Это был запрещенный вопрос. Им длжны были запретить об этом спрашивать. Но мальчику очень важно было спросить именно об этом. Потому что он самый незаметный. И хочет, чтобы его однажды заметили и думали о нем — вот будущий разведчик.
Конечно, он мог бы спросить не при всех. Но он боялся, что потом его просто не пустят подойти к гостю — он все же не такой незаметный, чтобы тихонько пробраться в учительскую.
Их учительница наверняка покраснела. А как подобрался весь класс! С этого дня мальчика точно будут уважать больше. Возможно, вдохновленный этим уважением, он начнет лучше учиться, тренировать память, запишется в тир…
И ему предложат написать письмо Президенту.
И он напишет, что хотел бы стать разведчиком.
Как Арсен Стерлин.
2
Сил не осталось. Их не осталось совсем — он понял это, когда из чистого упрямства сел на нижней полке и перекосил тело так, чтобы можно было смотреть в окно. И дело было не в дурной испарине, не в одновременном пробуждении дюжины болевых точек… Да какие там точки. Это были раны, скверные, растравленные «до мяса» с палачес… а с какой еще расчетливостью можно применять «третью степень устрашения» на допросах?

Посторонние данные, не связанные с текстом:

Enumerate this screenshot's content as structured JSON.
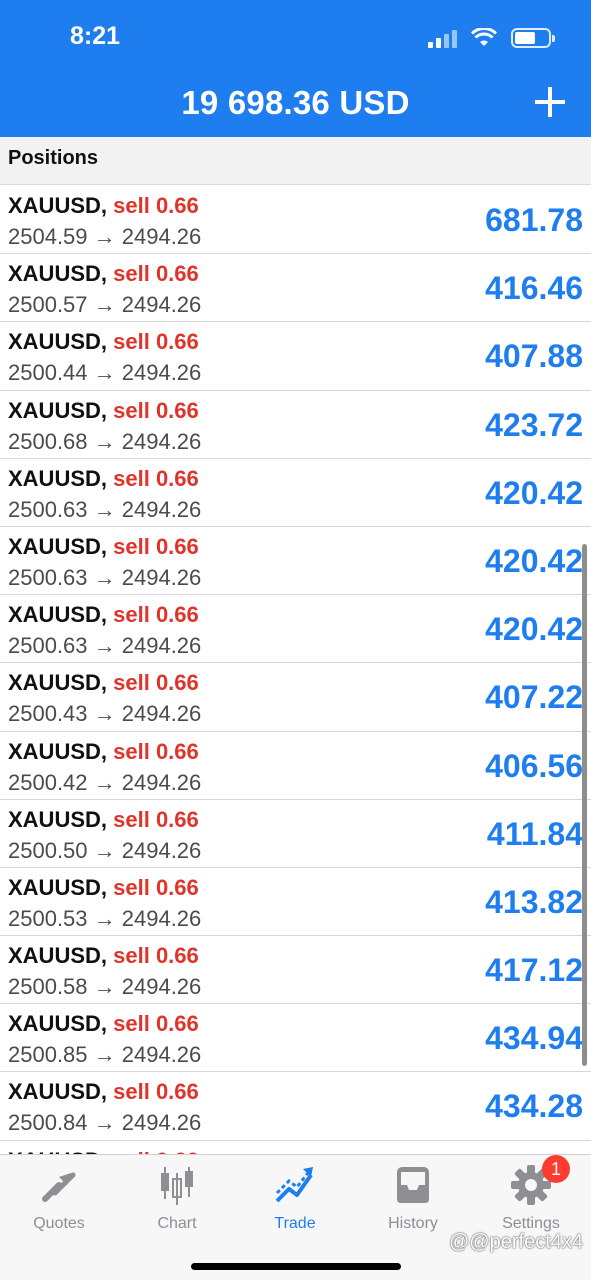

Но дело было не в том, что одинокая еженощная мука тянулась уже полгода, и он давно не знал цены своего молчания.
Он мог молчать до смерти. Тело, и прежде-то бывшее в его глазах лишь повседневной одеждой души (хотя многие однокашницы полагали иначе), он теперь не считал своим вовсе.
Ослабела именно что душа. Не разум, не воля — душа. Пашни, разбухшие от талой воды, вязкой черноземной рябью проносились сквозь нее, не радуя, перехлесты проводов змеились сквозь нее, не вызывая отклика, а переведя взгляд выше, он подумал — «верх»… Хотя увидеть хотел небо.
Мир пролетал сквозь душу; стало быть, душа обессилела до последней степени; стало быть, душа умирала, ее ничто не держало. Кроме тонкой цепи, которая тянулась от правого запястья к упору откидного купейного столика; кроме прозрачных жестких зрачков сопровождающего офицера.
(Почему человек так устроен, что для высвобождения души должен изничтожить или хотя бы непоправимо повредить свое до омерзения живучее мясо?)
Офицер стоял в коридоре и в купе как будто не смотрел. Но этапируемый знал, что все невеликое окружающее пространство размечено его взором от угла до угла, что весь воздух пронизан «траекториями визуального слежения».
Еще месяца два назад ему казалось, что, если наткнуться на них с размаху, можно в кровь изрезаться, как о проволоку.
Офицер навел взгляд на его висок; подождал, пока он почувствует — он всегда чувствовал их взгляды, как неприятный зуд в той части тела, куда нацелены офицерские зрачки — и отвернется от окна.
— Как вы себя чувствуете?
У него не хватило сил даже подумать об офицере плохо.
Да офицер, в общем, и не заслуживал. Он обладал равнодушной корректностью арифмометра. Три раза в день просил у проводницы ресторанное меню для подконвойного; если тот задумывался над этим меню дольше двух-трех минут, взглядом давал понять, что пора бы уже и выбрать; сообщал заказ проводнице; помогал ему устроиться сидя за столиком, ни разу не причинив при этом боли; неизменно предлагал столовое белое, которое заказывал себе; и, услышав отказ, наливал ему из графина воду; осведомлялся о самочувствии; по первой просьбе без малейшей брезгливости извлекал из-под койки госпитальное судно…
Наверное, ответил бы и на «лишние» вопросы (если не касаются пункта назначения), будь у него силы спрашивать…
Да, как он себя чувствует?
— Очень сильная слабость…
Конвоир кивнул.
— Скоро уже прибудем. На месте сможете отдохнуть.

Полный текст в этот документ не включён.